Enough time has passed since the first Republican presidential debate to offer a clear picture of the evening's winners. There are three.
Donald Trump, the candidate most well-versed in the language of winners (him) and LOSERS (all other humans), was most definitely a winner at the debate. Despite acting like a child during the debate and then remarking afterwards that Fox News debate moderator Megyn Kelly was probably on her period -- you know how it is with those women and their stuff -- Trump has shown few signs of collapsing since. He has been absolutely perfect on the campaign trail because he is simply perfect, to paraphrase a website that allegedly gets paid to say nice things about Trump. Even Bloomberg Politics' Mark Halperin, a newsman who earns a salary of one million dollars per year to identify political paradigm shifts known as Game Changers, has seen enough to slap on his trademark label:
Ben Carson was also a winner. Despite not getting that much speaking time during the debate, Carson told a couple of jokes that landed well and thus improved his position to become President of the United States -- just the way it should be. The Washington Post writes that Carson "saw a five-point jump in the polls — a 71 percent increase over where he was two weeks ago" and can, "as objectively as possible," be declared a winner. Carson is celebrating his boost by running around calling President Obama anti-Semitic for negotiating a nuclear deal with Iran. He's got all the tools for this nonsense world.
And lastly, Carly Fiorina was the winner of the kids' table debate. She spoke confidently and mentioned that she was friends with Israeli PM Benjamin Netanyahu, which was good enough to "beat" the likes of Rick Perry and Rick Santorum. Her polling has jumped from zero to the high single-digits, vaulting her from also-ran to competitive position overnight.
Every other shlub in the race is more or less holding still or falling. And that's fine, there's plenty of time yet.
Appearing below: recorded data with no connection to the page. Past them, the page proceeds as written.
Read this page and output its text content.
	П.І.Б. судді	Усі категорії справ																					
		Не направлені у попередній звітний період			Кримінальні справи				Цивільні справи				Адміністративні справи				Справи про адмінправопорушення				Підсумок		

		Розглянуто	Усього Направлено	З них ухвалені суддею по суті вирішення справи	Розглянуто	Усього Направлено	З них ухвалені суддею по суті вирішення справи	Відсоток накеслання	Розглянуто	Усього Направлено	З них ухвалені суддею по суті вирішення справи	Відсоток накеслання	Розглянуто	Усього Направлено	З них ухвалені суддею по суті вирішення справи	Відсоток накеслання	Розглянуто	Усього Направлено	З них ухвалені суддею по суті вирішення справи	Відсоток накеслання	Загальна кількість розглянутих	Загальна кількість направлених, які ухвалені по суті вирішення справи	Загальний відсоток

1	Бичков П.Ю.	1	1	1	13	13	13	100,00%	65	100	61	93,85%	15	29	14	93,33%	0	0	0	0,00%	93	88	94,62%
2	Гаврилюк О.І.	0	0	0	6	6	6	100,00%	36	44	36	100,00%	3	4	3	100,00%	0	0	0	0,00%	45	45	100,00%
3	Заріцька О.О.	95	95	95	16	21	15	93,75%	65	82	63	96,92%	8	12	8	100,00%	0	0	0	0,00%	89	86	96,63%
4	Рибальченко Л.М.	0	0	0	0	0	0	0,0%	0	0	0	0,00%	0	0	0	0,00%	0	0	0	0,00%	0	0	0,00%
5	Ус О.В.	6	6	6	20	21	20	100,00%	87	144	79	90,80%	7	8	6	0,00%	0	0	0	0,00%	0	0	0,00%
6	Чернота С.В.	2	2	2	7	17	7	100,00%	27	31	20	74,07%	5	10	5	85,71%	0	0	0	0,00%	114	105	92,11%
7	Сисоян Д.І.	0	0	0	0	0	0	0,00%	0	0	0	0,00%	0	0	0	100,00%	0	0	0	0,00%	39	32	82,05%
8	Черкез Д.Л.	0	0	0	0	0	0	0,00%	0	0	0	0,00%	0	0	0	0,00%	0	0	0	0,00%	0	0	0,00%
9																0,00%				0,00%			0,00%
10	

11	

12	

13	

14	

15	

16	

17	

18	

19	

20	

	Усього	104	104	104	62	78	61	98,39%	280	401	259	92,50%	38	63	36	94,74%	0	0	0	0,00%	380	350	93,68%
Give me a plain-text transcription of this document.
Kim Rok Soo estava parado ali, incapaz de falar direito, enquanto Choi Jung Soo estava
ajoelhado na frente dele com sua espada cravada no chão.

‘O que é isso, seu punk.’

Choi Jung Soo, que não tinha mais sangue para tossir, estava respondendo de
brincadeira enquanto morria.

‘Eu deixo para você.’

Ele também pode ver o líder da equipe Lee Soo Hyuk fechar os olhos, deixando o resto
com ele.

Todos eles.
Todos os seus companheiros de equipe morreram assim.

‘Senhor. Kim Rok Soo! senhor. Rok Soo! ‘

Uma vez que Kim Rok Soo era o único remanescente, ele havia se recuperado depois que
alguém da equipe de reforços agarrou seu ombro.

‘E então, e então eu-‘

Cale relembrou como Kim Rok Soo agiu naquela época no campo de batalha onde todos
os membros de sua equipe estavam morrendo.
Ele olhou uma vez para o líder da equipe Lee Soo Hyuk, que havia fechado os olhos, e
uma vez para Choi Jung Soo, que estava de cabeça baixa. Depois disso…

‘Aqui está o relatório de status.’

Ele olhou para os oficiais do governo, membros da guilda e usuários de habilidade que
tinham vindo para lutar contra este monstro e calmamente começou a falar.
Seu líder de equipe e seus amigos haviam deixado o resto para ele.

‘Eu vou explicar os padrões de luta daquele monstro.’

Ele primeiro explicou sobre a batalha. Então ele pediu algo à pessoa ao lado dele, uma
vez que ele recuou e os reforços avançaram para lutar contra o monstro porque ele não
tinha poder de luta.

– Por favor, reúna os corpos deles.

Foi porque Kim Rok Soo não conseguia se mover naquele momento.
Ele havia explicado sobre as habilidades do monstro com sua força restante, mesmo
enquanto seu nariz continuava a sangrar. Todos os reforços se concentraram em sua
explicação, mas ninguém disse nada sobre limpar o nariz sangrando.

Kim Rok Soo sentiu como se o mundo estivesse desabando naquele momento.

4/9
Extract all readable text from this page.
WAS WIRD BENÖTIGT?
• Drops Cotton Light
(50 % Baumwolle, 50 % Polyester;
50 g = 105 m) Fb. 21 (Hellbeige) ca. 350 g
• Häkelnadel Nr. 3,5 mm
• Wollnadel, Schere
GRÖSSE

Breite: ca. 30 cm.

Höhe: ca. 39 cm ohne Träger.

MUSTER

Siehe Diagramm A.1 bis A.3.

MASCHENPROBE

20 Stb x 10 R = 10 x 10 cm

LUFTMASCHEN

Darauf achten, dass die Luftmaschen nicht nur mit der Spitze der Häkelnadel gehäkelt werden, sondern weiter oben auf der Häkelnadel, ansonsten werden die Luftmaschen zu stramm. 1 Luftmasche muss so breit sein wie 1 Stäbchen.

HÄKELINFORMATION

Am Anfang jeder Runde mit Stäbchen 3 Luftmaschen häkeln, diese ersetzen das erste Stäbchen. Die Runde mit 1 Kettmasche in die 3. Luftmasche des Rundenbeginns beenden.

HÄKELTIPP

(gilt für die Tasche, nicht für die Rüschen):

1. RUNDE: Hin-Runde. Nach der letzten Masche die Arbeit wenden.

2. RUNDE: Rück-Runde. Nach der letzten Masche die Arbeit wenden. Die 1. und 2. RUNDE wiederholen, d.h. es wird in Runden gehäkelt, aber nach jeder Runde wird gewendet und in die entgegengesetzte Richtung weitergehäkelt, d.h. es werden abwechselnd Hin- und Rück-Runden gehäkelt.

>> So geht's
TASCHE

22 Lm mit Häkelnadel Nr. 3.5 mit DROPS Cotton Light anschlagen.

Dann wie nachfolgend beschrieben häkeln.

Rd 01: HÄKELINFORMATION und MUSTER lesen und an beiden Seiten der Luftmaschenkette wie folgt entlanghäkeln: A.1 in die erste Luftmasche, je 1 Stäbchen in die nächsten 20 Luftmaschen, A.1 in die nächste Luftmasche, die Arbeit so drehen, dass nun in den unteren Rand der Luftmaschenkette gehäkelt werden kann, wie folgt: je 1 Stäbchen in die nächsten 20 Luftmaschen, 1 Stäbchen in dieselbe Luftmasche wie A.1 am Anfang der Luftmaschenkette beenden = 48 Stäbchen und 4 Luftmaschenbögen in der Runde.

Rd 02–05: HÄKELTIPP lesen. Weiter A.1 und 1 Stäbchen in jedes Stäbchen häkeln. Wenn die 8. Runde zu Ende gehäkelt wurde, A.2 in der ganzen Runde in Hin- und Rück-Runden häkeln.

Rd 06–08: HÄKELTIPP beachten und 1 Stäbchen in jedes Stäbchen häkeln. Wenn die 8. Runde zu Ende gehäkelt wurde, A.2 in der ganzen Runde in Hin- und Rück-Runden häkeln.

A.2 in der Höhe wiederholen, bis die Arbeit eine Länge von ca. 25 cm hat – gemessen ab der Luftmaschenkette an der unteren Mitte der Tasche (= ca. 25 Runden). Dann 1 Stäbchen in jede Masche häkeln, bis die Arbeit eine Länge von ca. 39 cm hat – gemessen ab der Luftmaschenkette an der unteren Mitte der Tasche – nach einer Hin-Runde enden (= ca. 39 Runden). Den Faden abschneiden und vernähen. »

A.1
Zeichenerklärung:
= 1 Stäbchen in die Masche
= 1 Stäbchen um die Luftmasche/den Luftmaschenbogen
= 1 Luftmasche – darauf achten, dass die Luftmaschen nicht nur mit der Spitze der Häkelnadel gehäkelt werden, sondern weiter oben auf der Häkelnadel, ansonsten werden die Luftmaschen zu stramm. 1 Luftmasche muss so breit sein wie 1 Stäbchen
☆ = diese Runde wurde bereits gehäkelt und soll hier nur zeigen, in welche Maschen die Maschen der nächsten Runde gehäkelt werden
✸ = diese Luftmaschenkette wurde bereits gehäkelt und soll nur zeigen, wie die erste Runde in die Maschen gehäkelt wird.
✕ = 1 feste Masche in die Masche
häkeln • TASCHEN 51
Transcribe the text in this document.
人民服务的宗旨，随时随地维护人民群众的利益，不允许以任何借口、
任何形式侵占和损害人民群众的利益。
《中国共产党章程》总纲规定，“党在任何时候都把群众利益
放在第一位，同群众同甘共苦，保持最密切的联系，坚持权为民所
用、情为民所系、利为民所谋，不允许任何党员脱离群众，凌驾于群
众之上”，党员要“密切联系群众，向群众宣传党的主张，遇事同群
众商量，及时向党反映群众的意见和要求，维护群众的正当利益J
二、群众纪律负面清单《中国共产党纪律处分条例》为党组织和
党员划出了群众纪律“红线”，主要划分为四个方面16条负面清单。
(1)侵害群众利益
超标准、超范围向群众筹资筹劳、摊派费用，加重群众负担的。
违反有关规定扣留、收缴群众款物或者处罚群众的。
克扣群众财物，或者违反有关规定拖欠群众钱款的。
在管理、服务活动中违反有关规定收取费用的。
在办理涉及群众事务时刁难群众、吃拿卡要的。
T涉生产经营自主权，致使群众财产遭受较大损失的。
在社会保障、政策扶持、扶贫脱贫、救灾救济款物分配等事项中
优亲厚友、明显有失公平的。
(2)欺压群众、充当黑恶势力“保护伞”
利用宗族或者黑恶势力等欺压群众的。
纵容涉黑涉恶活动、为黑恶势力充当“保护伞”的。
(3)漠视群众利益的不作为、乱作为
But if we take a snapshot of those who have gained from exposure in the debate -- or in Trump's case, maintained his yooooge, classy, black-marble-with-gold-trimmed lead -- we notice a discernible trend: the non-politicians are winning.
Sure, Carly Fiorina is not a total novice in electoral politics. She lost a Senate race to Barbara Boxer in 2010, like most people do when they run for office against Barbara Boxer. But she's neatly eradicated that from her resume, instead running exclusively on her tenure the first female CEO of a Fortune 500 company. And both Trump and Carson, as they like to remind voters at all turns, have no personal experience in electoral politics. And voters are rewarding them for this.
The playbook for what happens next should be clear. Voters may flirt early on with non-politician presidential candidates as an expression of frustration with politicians. There are thousands of years of jokes out there about how politicians are terrible and should never be liked, after all. But usually as time compresses and voters realize that they're voting for a president, not some oaf who brings the laughs, they err towards caution, experience and composure. And under the intense scrutiny of presidential election media coverage, non-politicians' limited political ability tends to reveal itself.
The playbook further suggests that the politicians with solid fundamentals, like personal popularity and lots of money, will ultimately benefit when the period of early flirtation ends. Look at, say, Marco Rubio. His polling numbers aren't great right now, but his net favorables are phenomenal, he'll have plenty of cash to go around, and his first debate performance earned strong marks. Rubio is the second-choice preference of many voters, a statistic that's arguably much more important in the long-term than any horse-race poll showing Donald Trump ahead right now.
But what if the playbook is wrong this time around? Perhaps Republican voters are so frustrated with what Trump would term "all talk, no action" politicians that they're not go to settle for caution in the end. Even the politician in the race who's done best since the debate, sitting United States Senator Ted Cruz, has done so by voicing a distinctly outsider message: that he is the only non-terrible politician in Washington, D.C. His day job strategy, for example, is to troll ultimate Washingtonian Mitch McConnell for fresh grandstanding material on the campaign trail.
If Republican voters have a choice, roughly, between a Rubio path or a Trump path, all history and common sense and political science dissertations would point towards the Rubio path. But maybe Trump will break with all history, common sense, and political science dissertations and hold steady. Ugh. The last thing his ego needs is legitimate credentials as a political paradigm-smasher.